My boyfriend and I made mulled wine and roasted veggies, opting for a night in instead of going down the street to watch it all go down. I want to be able to really soak this in, I thought. I want to be able to break down with joy. “I know it sounds cheesy,” I tried to explain to him, “but today makes me feel like I can really do anything.”
And then it started. The first numbers rolled in, and she wasn’t ahead. That’s fine, I thought. We’ve got a long night.

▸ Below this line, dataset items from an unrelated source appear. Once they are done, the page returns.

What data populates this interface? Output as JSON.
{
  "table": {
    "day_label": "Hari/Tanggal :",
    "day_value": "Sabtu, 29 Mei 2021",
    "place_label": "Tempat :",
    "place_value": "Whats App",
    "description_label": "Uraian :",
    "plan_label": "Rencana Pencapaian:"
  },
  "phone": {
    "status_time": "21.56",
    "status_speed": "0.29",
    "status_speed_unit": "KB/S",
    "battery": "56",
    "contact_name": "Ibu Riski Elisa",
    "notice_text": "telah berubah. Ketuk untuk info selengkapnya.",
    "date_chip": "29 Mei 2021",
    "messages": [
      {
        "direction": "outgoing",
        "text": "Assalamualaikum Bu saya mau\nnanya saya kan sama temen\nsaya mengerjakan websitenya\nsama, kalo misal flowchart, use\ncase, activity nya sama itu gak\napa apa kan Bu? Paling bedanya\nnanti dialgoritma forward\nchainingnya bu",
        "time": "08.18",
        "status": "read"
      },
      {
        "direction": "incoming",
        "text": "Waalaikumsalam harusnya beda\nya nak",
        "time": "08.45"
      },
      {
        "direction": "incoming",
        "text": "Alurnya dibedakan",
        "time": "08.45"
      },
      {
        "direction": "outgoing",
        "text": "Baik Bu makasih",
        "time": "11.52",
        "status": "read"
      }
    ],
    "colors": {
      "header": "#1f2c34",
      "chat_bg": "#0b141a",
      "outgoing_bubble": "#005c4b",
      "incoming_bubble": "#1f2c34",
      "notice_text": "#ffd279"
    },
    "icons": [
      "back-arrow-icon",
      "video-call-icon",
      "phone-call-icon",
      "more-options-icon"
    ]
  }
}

But then they didn’t stop. She’d be ahead for a hot second, then he’d inch forward to make it neck-in-neck. A little more. A little more. A little more. I still didn’t think much of it. It’s like how I used to do homework in high school, I joked in a Facebook status, hoping to lighten the mood. Finish all the dumb, inconsequential stuff first, then end the night with the best, most A+ long-form essay work that ultimately accounts for pretty much all of my grade. It’s just like that. It’s how it works in the movies. It’s how it works at Thanksgiving. It’s just how it IS. You leave the best stuff for last.
But then the tone changed. It was suddenly 12:15am, and the ABC news correspondents (who did a fab job, ps — shout out to a Cokie Roberts cameo) were visibly worried. Professional. But worried. And flabbergasted.
My heart started to sink. Not sink — panic. What the fuck is going on?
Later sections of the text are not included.